Recent Ruling on Privacy Laws Upholds No Right to Location Privacy

Privacy Laws and “Location Privacy”

In May 2016, the 4th U.S. Circuit Court of Appeals ruled on a case involving “cell site”  and location privacy information on the location of a criminal suspect’s mobile phone. The court ruled, 12-3, that police do not need to get a warrant in order to get mobile phone location data for criminal investigations. Because cell phone users’ data are routed through cell towers, cell phone location information, including hotel bills, credit card statements, and social media profiles, is not considered private.
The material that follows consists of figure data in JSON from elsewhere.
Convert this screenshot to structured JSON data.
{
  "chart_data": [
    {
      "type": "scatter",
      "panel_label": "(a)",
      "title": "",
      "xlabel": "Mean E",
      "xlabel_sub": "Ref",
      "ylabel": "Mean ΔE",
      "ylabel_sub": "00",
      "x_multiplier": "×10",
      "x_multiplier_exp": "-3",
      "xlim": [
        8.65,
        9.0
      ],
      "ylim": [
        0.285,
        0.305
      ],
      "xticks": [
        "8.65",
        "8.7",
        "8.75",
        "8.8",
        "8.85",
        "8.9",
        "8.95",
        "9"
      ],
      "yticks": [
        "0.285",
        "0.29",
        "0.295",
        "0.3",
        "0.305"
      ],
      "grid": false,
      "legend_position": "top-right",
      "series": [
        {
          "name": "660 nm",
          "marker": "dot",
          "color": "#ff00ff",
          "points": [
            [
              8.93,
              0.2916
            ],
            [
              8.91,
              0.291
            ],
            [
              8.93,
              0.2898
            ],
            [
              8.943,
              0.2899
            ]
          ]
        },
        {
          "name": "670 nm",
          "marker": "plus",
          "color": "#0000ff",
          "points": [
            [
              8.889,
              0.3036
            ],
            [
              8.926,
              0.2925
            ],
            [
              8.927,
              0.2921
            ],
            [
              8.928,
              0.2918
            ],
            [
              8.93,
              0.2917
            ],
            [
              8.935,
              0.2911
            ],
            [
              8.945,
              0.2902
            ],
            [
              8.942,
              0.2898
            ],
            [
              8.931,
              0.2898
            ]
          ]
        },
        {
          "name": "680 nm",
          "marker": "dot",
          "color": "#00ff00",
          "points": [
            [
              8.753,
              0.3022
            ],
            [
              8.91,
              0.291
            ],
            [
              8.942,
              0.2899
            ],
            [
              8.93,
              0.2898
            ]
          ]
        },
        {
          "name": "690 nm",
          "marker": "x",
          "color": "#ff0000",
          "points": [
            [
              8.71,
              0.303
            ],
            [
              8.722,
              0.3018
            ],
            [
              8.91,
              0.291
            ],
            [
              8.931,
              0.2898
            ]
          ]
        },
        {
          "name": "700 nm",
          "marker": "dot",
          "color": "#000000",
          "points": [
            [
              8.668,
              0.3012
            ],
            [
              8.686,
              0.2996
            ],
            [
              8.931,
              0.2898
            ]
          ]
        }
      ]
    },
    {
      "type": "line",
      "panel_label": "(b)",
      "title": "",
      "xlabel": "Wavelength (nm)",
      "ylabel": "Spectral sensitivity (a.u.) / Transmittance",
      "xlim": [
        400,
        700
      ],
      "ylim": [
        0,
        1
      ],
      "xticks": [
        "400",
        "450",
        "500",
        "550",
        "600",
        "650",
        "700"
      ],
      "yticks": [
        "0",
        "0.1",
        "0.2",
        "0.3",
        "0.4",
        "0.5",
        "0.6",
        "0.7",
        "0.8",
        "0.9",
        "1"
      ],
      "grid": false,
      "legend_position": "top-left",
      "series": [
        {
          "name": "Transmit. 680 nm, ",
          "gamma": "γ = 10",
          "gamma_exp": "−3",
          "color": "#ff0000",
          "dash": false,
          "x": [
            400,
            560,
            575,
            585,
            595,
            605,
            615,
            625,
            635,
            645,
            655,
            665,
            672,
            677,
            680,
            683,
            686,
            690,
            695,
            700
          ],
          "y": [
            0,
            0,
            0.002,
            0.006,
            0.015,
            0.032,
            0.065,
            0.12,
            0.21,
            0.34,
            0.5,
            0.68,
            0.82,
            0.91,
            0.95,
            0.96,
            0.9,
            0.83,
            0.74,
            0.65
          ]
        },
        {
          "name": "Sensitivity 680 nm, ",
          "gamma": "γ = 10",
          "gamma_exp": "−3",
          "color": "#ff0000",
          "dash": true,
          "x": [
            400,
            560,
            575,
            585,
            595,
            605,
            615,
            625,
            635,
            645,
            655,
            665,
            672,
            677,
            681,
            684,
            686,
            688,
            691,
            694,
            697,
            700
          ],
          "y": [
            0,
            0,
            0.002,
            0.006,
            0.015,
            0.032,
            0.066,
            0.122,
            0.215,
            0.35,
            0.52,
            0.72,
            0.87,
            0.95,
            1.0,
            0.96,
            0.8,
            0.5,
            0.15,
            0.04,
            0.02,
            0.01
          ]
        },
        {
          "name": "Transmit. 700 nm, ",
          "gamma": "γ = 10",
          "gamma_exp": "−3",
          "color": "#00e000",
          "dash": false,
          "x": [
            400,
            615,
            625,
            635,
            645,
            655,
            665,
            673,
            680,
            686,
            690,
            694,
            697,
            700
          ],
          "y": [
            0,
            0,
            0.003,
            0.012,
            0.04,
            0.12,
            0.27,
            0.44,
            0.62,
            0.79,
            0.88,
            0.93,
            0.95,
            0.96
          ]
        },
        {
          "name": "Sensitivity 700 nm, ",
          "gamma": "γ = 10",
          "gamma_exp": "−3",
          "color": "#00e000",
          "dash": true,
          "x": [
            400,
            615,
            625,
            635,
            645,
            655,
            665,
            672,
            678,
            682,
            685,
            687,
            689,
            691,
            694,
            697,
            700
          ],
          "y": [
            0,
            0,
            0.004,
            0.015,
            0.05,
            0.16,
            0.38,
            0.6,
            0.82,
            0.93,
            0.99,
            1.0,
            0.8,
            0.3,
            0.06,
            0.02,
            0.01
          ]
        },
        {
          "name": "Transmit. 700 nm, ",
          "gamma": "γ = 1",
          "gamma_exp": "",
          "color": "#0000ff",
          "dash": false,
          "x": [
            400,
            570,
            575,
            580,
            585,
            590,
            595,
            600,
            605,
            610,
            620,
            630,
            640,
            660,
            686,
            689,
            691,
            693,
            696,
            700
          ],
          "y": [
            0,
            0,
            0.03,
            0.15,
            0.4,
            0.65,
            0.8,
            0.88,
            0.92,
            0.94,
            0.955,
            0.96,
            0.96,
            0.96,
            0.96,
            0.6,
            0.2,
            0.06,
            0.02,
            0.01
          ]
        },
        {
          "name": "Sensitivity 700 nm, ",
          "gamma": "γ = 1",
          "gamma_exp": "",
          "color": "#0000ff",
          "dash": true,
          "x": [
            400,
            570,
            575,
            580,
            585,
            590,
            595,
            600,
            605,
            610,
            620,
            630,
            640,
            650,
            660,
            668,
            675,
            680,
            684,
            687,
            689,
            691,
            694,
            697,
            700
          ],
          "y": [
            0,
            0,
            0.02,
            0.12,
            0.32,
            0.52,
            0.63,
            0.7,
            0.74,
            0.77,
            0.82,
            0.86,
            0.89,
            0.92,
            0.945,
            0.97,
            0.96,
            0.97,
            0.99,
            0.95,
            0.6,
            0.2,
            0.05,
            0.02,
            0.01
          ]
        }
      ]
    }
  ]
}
The majority opinion stated that a search warrant is not needed for the location data because cell phone users “voluntarily” give up that data to carriers whenever they use their phone for a call or text message. Because the data is disclosed to the cell phone companies, a third party, phone users have no reasonable expectation of privacy, so the Fourth Amendment – the protection against unreasonable searches and seizures – does not apply in this case.

The dissenting opinion argued that the average cell phone user generally does not understand which cell phone tower their phone data would be routed through, and that this ruling violates the right to “location privacy.”

This ruling raises many concerns and may be a slippery slope.  The issue will likely be appealed to the U.S. Supreme Court.

What are your thoughts on this “location privacy” ruling?